A rayon-based nonwoven fabric is preferable because it has excellent hydrophilicity and the test solution can be diffused quickly. As the filter paper, one having a good water absorption property is suitable, and a paper having a surface coat or a paper having a strong size effect is not preferable, and a paper such as a filter paper is suitable. The thickness of the fibrous sheet may be determined in consideration of the retention ability of the medium components, the visibility of the grown colonies, etc., and the basis weight of the non-woven fabric and the basis weight of the paper are about 10 to 30 g / m ^2. Those with a relatively thin range are suitable.

A medium and the like such a fibrous sheet is impregnated with a nutrient component (medium component) of microorganisms and adhered thereto to obtain a fibrous sheet 5 with a medium. And, as the nutrient component of the microorganism, for example, yeast extract, peptone, dipotassium hydrogen phosphate, glucose, lactose, sodium chloride and the like can be used, and appropriately selected according to the microorganism to be grown from these, It can be mixed and used in a predetermined ratio. The method of impregnating and fixing these to the fibrous sheet is
There is no particular limitation, and for example, the above nutrients are dissolved or suspended in a liquid such as water or a mixed system of water-ethyl alcohol at a predetermined ratio to prepare an impregnating liquid, which is publicly known as a fibrous sheet. Alternatively, the fibrous sheet may be dipped in an impregnating solution to be impregnated therewith, and then pulled up and lightly scraped off of the excess solution with a bar or the like, and dried.

The size of such a fibrous sheet 5 with a medium is usually a circle having a diameter of about 5 cm when the amount of the test liquid to be inoculated on the fibrous sheet 5 is 1 ml. It is preferable in that the medium suitable for culture can be formed by uniformly diffusing and permeating the entire surface of the attached fibrous sheet 5. The medium-attached fibrous sheet 5 is provided on the uppermost layer of the main body of the culturing device, but a solution such as a water-absorbent resin may be used instead of the adhesive and applied in a spot shape to the main body side to be bonded. Of course, it can also be used by simply sandwiching it between the main body sheet 4 or the base sheet 1 and the cover sheet 7.

In addition to the nutrient components of the microorganism, it is also effective to add a dye that can be metabolized by the microorganism. Such a dye is metabolized by a microorganism that grows in the course of culturing, and colonies are colored, so that it has an effect of making it easy to count the number of colonies. Specific examples of such dyes include triphenyltetrazolium chloride (hereinafter referred to as TTC), p-tolyltetrazolium red, tetrazolium violet, and petetryltetrazolium blue.

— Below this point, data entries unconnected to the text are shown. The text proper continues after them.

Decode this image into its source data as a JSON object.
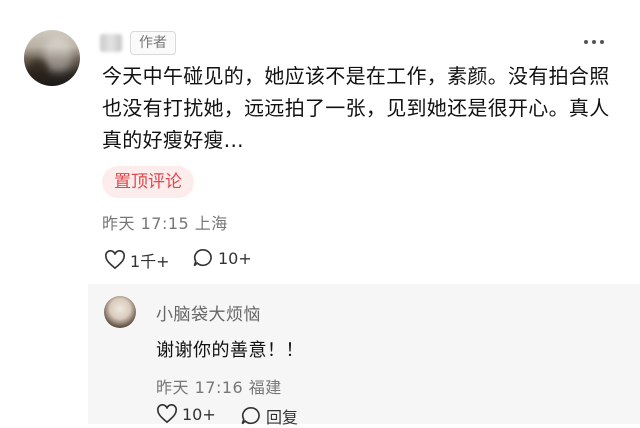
{
  "comment": {
    "author_badge": "作者",
    "text": "今天中午碰见的，她应该不是在工作，素颜。没有拍合照也没有打扰她，远远拍了一张，见到她还是很开心。真人真的好瘦好瘦...",
    "pinned_label": "置顶评论",
    "time": "昨天 17:15",
    "location": "上海",
    "likes": "1千+",
    "replies": "10+"
  },
  "reply": {
    "username": "小脑袋大烦恼",
    "text": "谢谢你的善意！！",
    "time": "昨天 17:16",
    "location": "福建",
    "likes": "10+",
    "favorites": "回复"
  },
  "colors": {
    "pinned_bg": "#fdecec",
    "pinned_text": "#e2474b",
    "meta_text": "#777777"
  },
  "icons": [
    "more-icon",
    "heart-icon",
    "comment-icon",
    "star-icon"
  ]
}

As a method of applying the above dye to the culture apparatus of the present invention, for example, when impregnating and adhering the nutrient component of the microorganism to the fibrous sheet, the dye is added to the impregnating liquid of the nutrient component in advance. Then, the fibrous sheet may be impregnated with the nutritional component and dried to be fixed. When the water-absorbent resin layer 3 is applied with a solution of the water-absorbent resin, dried and laminated. Alternatively, the dye may be added in advance to the solution of the water absorbent resin, and the dye may be applied and dried to be contained in the water absorbent resin layer 3. As another method, in the case of a structure in which the water-absorbent resin layer 3 is laminated only on the inner surface of either the base sheet 1 or the cover film 6, a coating solution of a dye alone using a water-absorbent resin as an adhesive is separately used. The dye layer may be formed by applying the dye to the inner surface of the cover film 6 or the substrate sheet 1 on the side where the water-absorbent resin layer 3 is not laminated, and drying the dye.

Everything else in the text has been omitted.